KABUL, Afghanistan (CNN) -- More than a decade has passed since the start of the U.S.-led war in Afghanistan. Every year, America pours billions of dollars into its military campaign, and overseas aid and investment continue to flow. But despite that, many Afghans feel they're being left behind.
Snow brings tranquility to Kabul, but makes being poor a matter of life and death, meters from the modernity of Coca-Cola's factory and a cellphone mast sits this icy skeleton of a kindergarten built by the Soviets.
In the center of a city into which wealth has poured in the last decade, these people have been left behind.
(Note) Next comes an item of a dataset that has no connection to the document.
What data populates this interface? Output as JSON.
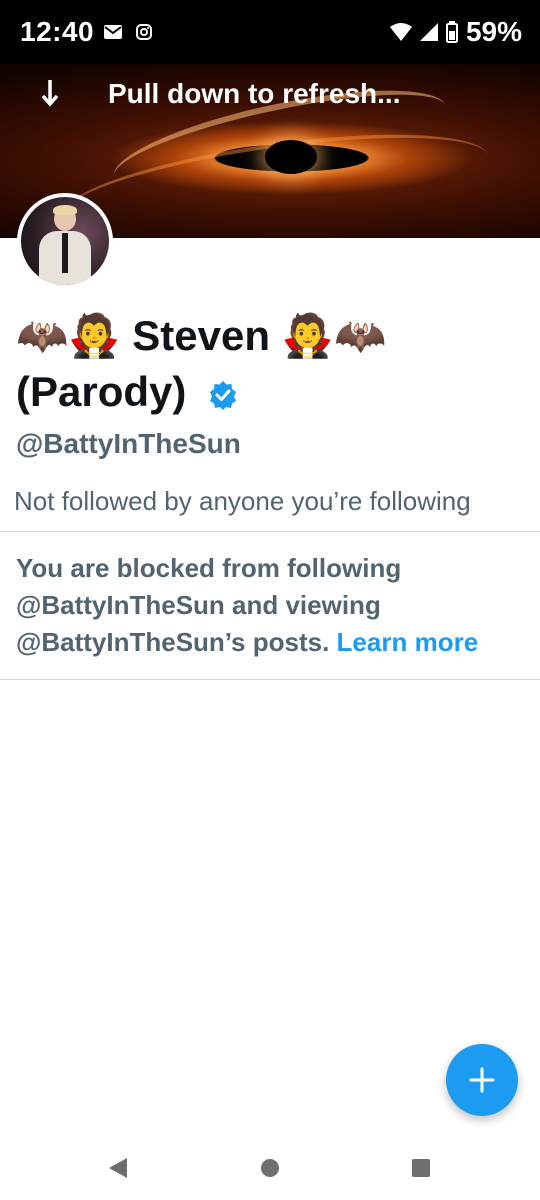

And while America's spending over $100 billion a year on this war, these Afghans say life has never been so bad.
Agha Mohammad survived the Russians shooting him in the leg, fled Taliban torture in his village, but after 9 years now watches children wither around him. He says, "I've got through the Russians and the Taliban, but things have never been this bad. 8 of our children have been sick in the last month, and one died last year. Our men find it very hard to find even a day's work."
Urban poverty is prevalent enough this winter that the UN will distribute $3 million of emergency food aid, mostly in Kabul.
Here, trash is all they can afford to burn. Keeping warm isn't healthy. Kabul resident Toryal says, "We have no money - we are all jobless".
Toryal was born an Afghan refugee in Pakistan, but fled back to Afghanistan. He says, "Why did I leave Pakistan? Because there is no facility and they said you are Afghani and you are a terrorist". The reporter asks, "They called you a terrorist in Pakistan?" Toryal replied, "Yes".
For others, like Fahim, the war is a fresh horror, shattering his world. His village was in November caught in the crossfire between Taliban and the Afghan army. His father brought the family here, like everyone, hoping it's just for a month or so. He says, "The rockets hit our compound, then the window, then inside our house. The same day we fled to Kabul".
NATO's billions make lives no easier for children playing children here, growing up barefoot in the ice.
The sun's setting every day of this decade long war, its close, and night here, making their world even colder.